Gdy grasz starą postacią, dobrze wiesz kim jesteś. Masz swój pomysł na grę i zamierzasz go kontynuować. To co może cieszyć, to obserwowanie konsekwencji decyzji podjętych w przeszłości.

Wydaje mi się, że "Przebudzenie" naprawdę oddaje to, że grasz kimś nowym, kimś z zewnątrz. Niektóre fragmenty początków były całkiem do siebie podobne. Mogłeś się spodziewać tego co nastąpi, wiedziałeś kim byli główni bohaterowie. W przypadku "Przebudzenia" znasz jedynie pewne punkty fabuły, ale niektóre decyzje są poza twoim zasięgiem. Są inne sprawy, które wymagają twojej uwagi. Choćby szlachta, która wie skąd pochodzisz i niektórym się to nie podoba. I musisz sobie z tym radzić. Z kolei jako bohater Fereldenu, nie masz takich problemów.

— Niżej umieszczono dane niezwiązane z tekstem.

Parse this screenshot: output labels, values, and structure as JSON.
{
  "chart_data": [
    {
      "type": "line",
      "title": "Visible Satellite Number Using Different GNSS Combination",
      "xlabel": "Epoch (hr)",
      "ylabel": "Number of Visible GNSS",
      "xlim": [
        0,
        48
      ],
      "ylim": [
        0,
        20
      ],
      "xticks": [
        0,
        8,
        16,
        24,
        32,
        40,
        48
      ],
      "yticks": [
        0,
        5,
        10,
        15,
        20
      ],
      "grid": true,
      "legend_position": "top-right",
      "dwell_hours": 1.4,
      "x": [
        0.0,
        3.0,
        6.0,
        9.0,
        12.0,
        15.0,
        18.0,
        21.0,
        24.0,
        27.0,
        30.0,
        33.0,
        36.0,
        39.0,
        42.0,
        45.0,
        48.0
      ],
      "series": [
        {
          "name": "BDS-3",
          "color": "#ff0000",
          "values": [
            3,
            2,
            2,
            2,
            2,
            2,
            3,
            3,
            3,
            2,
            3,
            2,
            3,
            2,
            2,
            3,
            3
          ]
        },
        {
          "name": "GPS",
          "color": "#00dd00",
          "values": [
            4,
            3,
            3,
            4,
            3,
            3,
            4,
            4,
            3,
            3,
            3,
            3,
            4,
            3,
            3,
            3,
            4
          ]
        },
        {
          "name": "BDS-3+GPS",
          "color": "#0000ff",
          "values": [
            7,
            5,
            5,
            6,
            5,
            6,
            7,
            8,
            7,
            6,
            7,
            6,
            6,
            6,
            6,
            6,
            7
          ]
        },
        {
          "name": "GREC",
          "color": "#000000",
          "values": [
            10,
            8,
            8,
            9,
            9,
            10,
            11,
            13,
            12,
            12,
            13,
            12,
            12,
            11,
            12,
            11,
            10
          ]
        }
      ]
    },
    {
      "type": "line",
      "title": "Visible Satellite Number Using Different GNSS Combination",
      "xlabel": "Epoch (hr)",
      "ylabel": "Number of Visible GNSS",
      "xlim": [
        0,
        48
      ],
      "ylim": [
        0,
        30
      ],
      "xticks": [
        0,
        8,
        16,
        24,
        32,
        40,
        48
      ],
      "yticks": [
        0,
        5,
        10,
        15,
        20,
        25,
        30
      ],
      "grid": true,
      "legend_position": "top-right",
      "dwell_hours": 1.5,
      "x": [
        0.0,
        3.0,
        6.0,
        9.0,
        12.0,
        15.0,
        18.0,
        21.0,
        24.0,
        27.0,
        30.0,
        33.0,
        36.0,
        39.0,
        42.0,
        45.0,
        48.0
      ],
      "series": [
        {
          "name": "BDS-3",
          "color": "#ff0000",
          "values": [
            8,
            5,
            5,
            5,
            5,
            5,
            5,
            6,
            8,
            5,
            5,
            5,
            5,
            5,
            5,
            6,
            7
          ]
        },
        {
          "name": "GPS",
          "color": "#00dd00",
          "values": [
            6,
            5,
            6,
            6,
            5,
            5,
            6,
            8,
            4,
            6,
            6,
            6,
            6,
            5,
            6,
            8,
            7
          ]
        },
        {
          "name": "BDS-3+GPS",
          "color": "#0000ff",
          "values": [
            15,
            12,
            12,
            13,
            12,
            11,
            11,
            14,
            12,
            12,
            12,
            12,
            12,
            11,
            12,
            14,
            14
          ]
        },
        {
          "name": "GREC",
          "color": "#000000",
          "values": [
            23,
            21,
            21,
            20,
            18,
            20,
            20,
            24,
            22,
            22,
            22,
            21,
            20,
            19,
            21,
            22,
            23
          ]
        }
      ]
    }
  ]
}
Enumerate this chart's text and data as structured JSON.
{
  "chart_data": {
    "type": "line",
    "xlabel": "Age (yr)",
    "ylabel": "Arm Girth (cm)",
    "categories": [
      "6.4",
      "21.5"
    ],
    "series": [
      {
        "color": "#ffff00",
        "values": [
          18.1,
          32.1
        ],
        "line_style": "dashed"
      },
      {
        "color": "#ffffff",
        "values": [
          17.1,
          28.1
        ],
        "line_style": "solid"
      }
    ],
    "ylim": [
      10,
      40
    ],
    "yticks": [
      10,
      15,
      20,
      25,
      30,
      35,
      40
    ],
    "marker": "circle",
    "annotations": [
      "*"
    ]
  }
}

Jeśli jesteś ludzkim szlachcicem to jest łatwiej, ponieważ jesteś od dawna znany i poważany.

Jak widzisz, są pewne drobne różnice. To coś dużo bogatszego niż zwykła zmiana pochodzenia. Różne początki niosły ze sobą fundamentalne różnice, które często później gdzieś się zacierały. Miało to także związek z długością gry.

Brzmi, że macie jeszcze sporo zaplanowane jeśli chodzi o "Dragon Age".

Tak, od początku zdawaliśmy sobie sprawę, że będziemy wypuszczać sporo dodatków do tej gry. Myśleliśmy o najróżniejszych DLC, które jeszcze się pojawią, a o których bardziej szczegółowo będziemy mówić później. Spójrz na to z szerszej perspektywy, jest przecież jeszcze tyle innych historii do opowiedzenia. Na razie punktem odniesienia jest "Początek", ale później to się będzie zmieniać. Co nie znaczy, że potem wszystko będzie się kręcić wokół "Przebudzenia" i "Początku". Już pokazaliśmy, że możemy zmienić lokację albo czas wydarzeń. Dzięki temu przyzwyczajamy wszystkich do pojawiania się rzeczy z uniwersum "Dragon Age". Ale o tym porozmawiamy innym razem.

Czy stawiacie jeszcze jakieś cele przed "Przebudzeniem" poza rozwinięciem historii?

Wprowadziliśmy kilka nowych rzeczy, ale to nic co mogłoby zupełnie zmienić grę. Te nowości to umiejętność zaklinania przedmiotów runami, przebudowa postaci, wiele nowych ścieżek wyboru w przypadku umiejętności. Sporo z nich powstało tylko po to, by pokazać inną twarz tego świata i żeby zanurzyć się w nim nieco głębiej. Poza tym są to furtki dla nowych rzeczy, które planujemy zrobić.